Networking on VMC on AWS – Internal Networking

This short post describes the internal networking configuration within the VMware Cloud on AWS SDDC and how NSX is leveraged and configured.

In VMware Cloud on AWS, we have two logical domains – one for “Management Resources” (where the ESXi hosts, vCenter, NSX Manager and NSX Controllers are deployed) and one for “Compute Resources”, where data VMs are deployed.

Internal Networking on VMC on AWS – High Level Logical View

NSX in VMware Cloud on AWS

The whole VMware Cloud on AWS Networking setup is automated as part of infrastructure provisioning.

All the NSX components such as Manager and Controller are deployed in the Management Pool.

NSX Components in Management Pool

Below is a more detailed view of how NSX is deployed within VMware Cloud on AWS (diagram courtesy of Gilles Chekroun).

Detailed View of Networking Within VMware Cloud on AWS

As you can see above, we have a Tier 0 router (described at the Edge Appliance) – it’s our core router, with a link up to the Internet via an AWS Internet Gateway and it’s where VPNs and Direct Connect terminate. It is also where we would interconnect with native AWS services over the Elastic Network Interface.

The Tier 0 router connects to two Tier 1 routers – the MGW router and the CGW router (read more on these here). All the internal routing between the Tier 0 router and everything else is taken care of and is hidden from our customers.

Logical Segments

VMware Cloud on AWS administrators can decide on which subnet the compute VMs will be located.

They can use the Cloud Console or the APIs to create Network Segments (also sometimes referred to as Logical Switches or Logical Networks).

Just go on the ‘Cloud Console / Networking & Security / Network / Segments’ to create new network segments to connect your VMs to.

You can enable DHCP on each network segment (note that the DHCP server provided is locally connected to CGW).

The Compute Gateway did not support DHCP Relay until May 2019. Read more on DHCP Relay on the following blog.

The “Type” can either “Routed”, “Extended” or “Disconnected“.

Routed networks are the default type. These networks use the SDDC Compute Gateway as the default gateway. Routed networks have connectivity to other logical networks in the same SDDC and to external network services such as the SDDC firewall and NAT.

Extended networks require a layer 2 Virtual Private Network (L2VPN), which provides a secure communications tunnel between an on-premises network and one in your cloud SDDC.

Disconnected networks are not connected to the CGW. A disconnected network is an isolated segment. Workloads on other network segments cannot reach workloads on the isolated network segment. It is used by HCX but also can be used for other purposes (such as application heartbeats).

When using “Routed” network, you must specify the default gateway and the prefix length. By defining a “10.74.1.1/24” Gateway/Prefix Length, we automatically conclude the CIDR would be 10.74.1.0/24 and would start allocating IP addresses from 10.74.1.2 upwards through DHCP if DHCP is required.

Network Segments

These networks can connect to the Internet using NAT through the CGW when the appropriate FW rules are defined on it.
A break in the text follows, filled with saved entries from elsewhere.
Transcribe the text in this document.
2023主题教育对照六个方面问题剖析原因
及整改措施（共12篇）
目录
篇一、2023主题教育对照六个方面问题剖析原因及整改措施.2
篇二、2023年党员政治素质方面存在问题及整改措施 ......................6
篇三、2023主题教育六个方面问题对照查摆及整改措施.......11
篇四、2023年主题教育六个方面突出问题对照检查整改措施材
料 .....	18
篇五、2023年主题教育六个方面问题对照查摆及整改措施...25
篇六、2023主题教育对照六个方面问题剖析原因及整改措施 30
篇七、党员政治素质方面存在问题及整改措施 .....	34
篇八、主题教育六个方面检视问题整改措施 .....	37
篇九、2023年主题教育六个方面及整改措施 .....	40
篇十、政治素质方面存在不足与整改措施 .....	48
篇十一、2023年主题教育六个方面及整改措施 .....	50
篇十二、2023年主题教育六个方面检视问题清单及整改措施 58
Note that any bandwidth charges incurred by traffic leaving the CGW will be billed back through your VMware Cloud on AWS account.

Connectivity between routed networks within the SDDC is routed locally so traffic stays within the SDDC, but for extended networks the default gateway must be on the on-premises side, so traffic will need to go to the on-premises network to be routed.

Default Gateway remains on-prem for extended network

Virtual Distributed Switch – NSX-V and NSX-T

You might come across various documentations and blogs about VMware Cloud on AWS and its internal networking and might have seen conflicting information. This is explained by the fact we used ‘NSX for vSphere’ version in early iterations of VMware Cloud on AWS but any new customers on VMC will now be based on ‘NSX-T’ as it gives us access to features we didn’t have access to with ‘NSX-V’.

As a VMC customer, it should be transparent to you but that would explain why some of the documentations you come across might be inconsistent.

Some of the information shared below might be more details than you actually need to know but it might satisfy the more curious ones.

On ‘NSX-V’ deployments of VMware Cloud on AWS, the virtual distributed switch is deployed and we can create logical switches/segments on top of the VDS. You could not create additional port groups on the distributed switch but instead create new logical networks.

NSX-V-Based VMware Cloud on AWS leverages the VDS

On ‘NSX-T’ deployments of VMware Cloud on AWS (which are now in 2019 the default configuration), you will not see a VDS in the Cloud vCenter as we use the NSX-T Virtual Distributed Switch (N-VDS). Remember that NSX-T is not tied to vCenter the same way NSX-V was as NSX-T can be deployed across various hypervisors, bare-metal servers, native cloud instances, etc…

NSX-T-Based VMware Cloud on AWS leverages the N-VDS

Instead, we can see the logical networks (created on the Cloud Console) in the ‘Networks’ section.